Social scientists seek to understand social, political, and psychological phenomena. Quantitative research methods used by scientists can help investigate what factors cause specific outcomes (effects). Often, however, a factor in one unit causes an outcome in that unit, and that outcome then becomes a factor that causes outcomes in other units. Center for Political Studies (CPS) researcher and Professor of Political Science Robert Franzese, along with his coauthor and former member of CPS Jude Hays, has been studying ways to understand the relationships not just between cause and effect in one unit, but between causes and effects across multiple units, over time. That is, how to identify and estimate what is called spatial and spatiotemporal interdependence.
Franzese, along with Hays and their colleague Lena Schaeffer, presented a paper at the annual meeting of the American Political Science Association (APSA) that outlines the shortcomings of most approaches to the connection between causes and effects across multiple units over time. Then, the paper highlights some more promising models.
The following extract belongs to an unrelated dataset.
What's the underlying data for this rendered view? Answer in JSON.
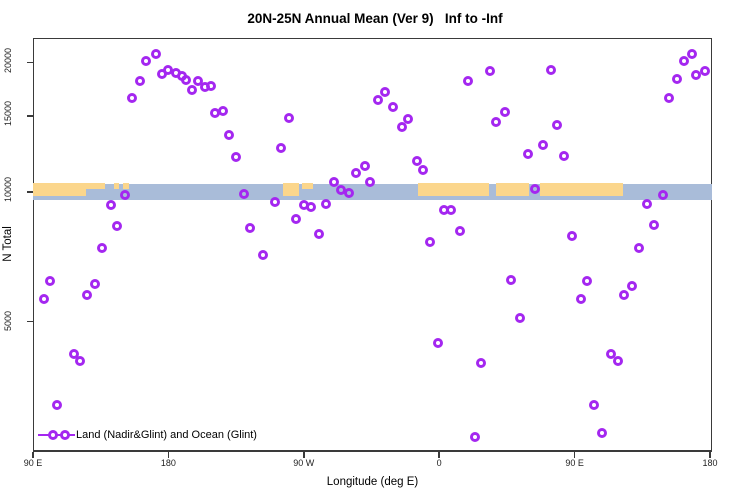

To illustrate how these more promising models work, let’s consider a specific application: investigating the decision of nations to enter World War I. This decision depends not only on domestic and international structural factors, but also on the decision of other nations to enter the war.
With this in mind, how did Italy’s decision to enter World War I influence Romania’s decision to do so? The below graph shows a simulation of 1,000 different possible outcomes (as dots on the graph), using Franzese’s model. From the set of simulations on the graph, we learn that when Italy joins the war (as indicated by the number of dots which appear to the right of the vertical cutoff line), Romania also joins the war 15.6% of the time (as indicated by the number of dots which appear above the horizontal cutoff line). Furthermore, when Italy does not join the war, Romania still joins the war 12.3% of the time. The difference between these two numbers – 3.3% – is thus the the impact of Italy’s decision to enter the war on Romania’s decision to enter the war.
This simulation is just one illustration of an application of spatiotemporal interdependence. Models such as these can help social scientists understand a variety of scenarios where interdependence occurs, with some of many other examples being:
- the relationship between the votes of legislators, the votes of citizens, and election results;
- the outcomes of coups, revolutions, and riots; and
- the entry of countries into treaties or alliances.